Allora ecco che, una volta confrontandomi con un rabbino ortodosso il quale ha avuto 17 figli con la stessa moglie, attenzione le donne possono prendere gli anticoncezionali nell’ebraismo, gli uomini no ma le donne sì, cioè lei l’ha scelto di fare tutti quei figli. È stata una scelta.
Ebbene io consideravo una volta un po’ amaramente, dice sai anche in yiddish si dice che un uomo senza figli non è un uomo compiuto, è un “mezzo uomo”, eh dice “ma tu con i bei discorsi che fai”, mi dice lui, “quanti figli hai, quanti ti ascoltano e traggono da te quello che è il primo compito di un padre, perché non credo che sia mettere uno spermatozoo il compito di un padre, serve a formare, educare”. Ed era un ortodosso.
Come dire, uno può essere figlio, può essere padre se si assume la responsabilità di essere padre con i giovani che incontro. Io faccio incontri nelle scuole, nell’università, e dopo anni ricevo ancora mail delle persone che rimangono impressionate dall’esser stati accolti. I confronti, non mi stanco mai non mi fermo mai fin che c’è un solo giovane… ci sono molti modi di essere padre e madre.
Nel mondo cristiano diciamo l’esempio è quello delle monache, le monache le chiamiamo “madre” o “sorella” anche se non lo sono. Vogliamo dire che Madre Teresa di Calcutta è stata una donna sterile? Chi se lo sente di dirlo? Quindi mi sembra che questa sia alla fine dei conti la solita questione del potere intimidatorio e di usare degli argomenti solo a scopo di legare una visione occlusa per favorire il potere che gestisce l’ideologia. Laddove questo non c’è allora padri e madri sono concetti molto più nobili, molto più alti. Del resto ci sono padri e madri naturali, e lo dico in modo un po’ forte, che fanno letteralmente schifo, che non sono stati padri neanche dei propri figli che hanno avuto vicino, indegni di portare questo nome e questo titolo. E allora solo perché hanno prestato una condizione esistenziale o meccanica, cioè un utero che ha tenuto nove mesi una creatura, ma non ha capito niente del significato della gravidanza, o un padre che ha appunto prestato uno spermatozoo, questo significa essere padri e madri? No, è ben altro. Naturalmente alcuni attribuiscono alla generazione, stricto sensu, un surplus, un valore aggiunto. Io non credo che sia così. È solo un’opinione. Io non credo che sia così.

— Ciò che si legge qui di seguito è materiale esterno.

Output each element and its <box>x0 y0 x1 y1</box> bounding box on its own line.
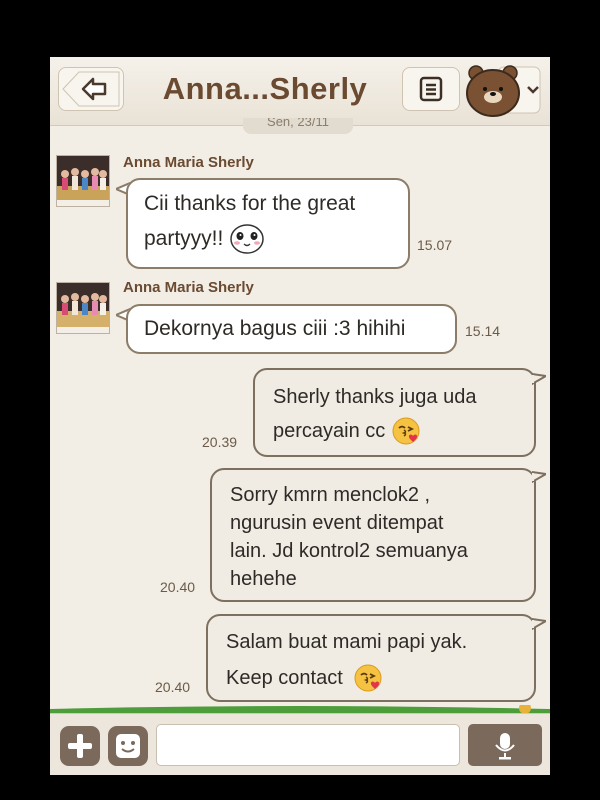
message-input[interactable] <box>156 724 460 766</box>
message-line: Sherly thanks juga uda <box>273 386 477 408</box>
voice-button[interactable] <box>468 724 542 766</box>
message-line: Dekornya bagus ciii :3 hihihi <box>144 317 406 340</box>
bubble-tail <box>532 372 546 386</box>
message-line: Sorry kmrn menclok2 , <box>230 484 431 506</box>
message-line: percayain cc <box>273 420 386 442</box>
message-time: 20.40 <box>155 679 191 695</box>
emoticon-button[interactable] <box>108 726 148 766</box>
bear-menu-button[interactable] <box>464 63 542 117</box>
message-line: ngurusin event ditempat <box>230 512 444 534</box>
message-line: Keep contact <box>226 667 343 689</box>
back-arrow-icon <box>62 71 120 107</box>
chat-screen: Anna...Sherly Sen, 23/11 Anna Maria Sher… <box>50 57 550 775</box>
message-time: 15.14 <box>465 323 501 339</box>
message-time: 15.07 <box>417 237 453 253</box>
grass-decoration <box>50 705 550 713</box>
message-time: 20.39 <box>202 434 238 450</box>
list-icon <box>419 76 443 102</box>
kiss-face-icon <box>354 664 382 692</box>
avatar[interactable] <box>56 155 110 207</box>
message-line: Salam buat mami papi yak. <box>226 631 468 653</box>
add-button[interactable] <box>60 726 100 766</box>
message-line: lain. Jd kontrol2 semuanya <box>230 540 468 562</box>
chat-title: Anna...Sherly <box>162 71 368 106</box>
avatar[interactable] <box>56 282 110 334</box>
message-bubble[interactable]: Dekornya bagus ciii :3 hihihi <box>126 304 457 354</box>
group-photo <box>57 283 109 333</box>
message-line: Cii thanks for the great <box>144 192 356 215</box>
date-separator: Sen, 23/11 <box>243 118 353 134</box>
message-bubble[interactable]: Salam buat mami papi yak. Keep contact <box>206 614 536 702</box>
group-photo <box>57 156 109 206</box>
message-line: partyyy!! <box>144 227 224 250</box>
message-bubble[interactable]: Sherly thanks juga uda percayain cc <box>253 368 536 457</box>
chat-header: Anna...Sherly <box>50 57 550 126</box>
message-time: 20.40 <box>160 579 196 595</box>
sender-name: Anna Maria Sherly <box>123 279 254 296</box>
bubble-tail <box>532 470 546 484</box>
sender-name: Anna Maria Sherly <box>123 154 254 171</box>
kiss-face-icon <box>392 417 420 445</box>
smiley-icon <box>116 734 140 758</box>
plus-icon <box>68 734 92 758</box>
menu-button[interactable] <box>402 67 460 111</box>
back-button[interactable] <box>58 67 124 111</box>
message-bubble[interactable]: Sorry kmrn menclok2 , ngurusin event dit… <box>210 468 536 602</box>
microphone-icon <box>495 733 515 760</box>
message-bubble[interactable]: Cii thanks for the great partyyy!! <box>126 178 410 269</box>
bear-avatar-icon <box>466 65 541 117</box>
bubble-tail <box>532 617 546 631</box>
message-line: hehehe <box>230 568 297 590</box>
composer-bar <box>50 713 550 775</box>
panda-face-icon <box>230 223 265 254</box>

La paternità, la maternità sono costruite nei sentimenti, nelle emozioni, nei gesti, soprattutto nella trasmissione di sapere e di etica. Lì si costruisce, si costruiscono paternità e maternità.
Ci sono molti modi di esprimere la paternità e la maternità. Due miei amici, che io considero forse fra le più grandi figure di padre e madre che abbia conosciuto, hanno adottato tre bambini bielorussi. Sono stati degli eroi. Quale genitore naturale avrebbe il coraggio di fare altrettanto? Ce ne sono eh, anche naturali che adottano. Ma… che cosa vuol dire? Io credo che non ci sia nessuna ragione per gettare discredito su chi ha fatto scelte diverse da quelle considerate la via giusta. Non ci sono vie giuste in quel senso. Ci sono diverse vie che si possono prendere. Poi c’è una grande cosa che dice, mi sembra che sia il Pirkei Avot questo testo ebraico, le massime dei Padri dove è detto: “non giudicare il tuo prossimo, finché non ti trovi nelle sue condizioni”. E se posso chiosare alla mia maniera, e “quando ti ci trovi ti passa la voglia di giudicare”.»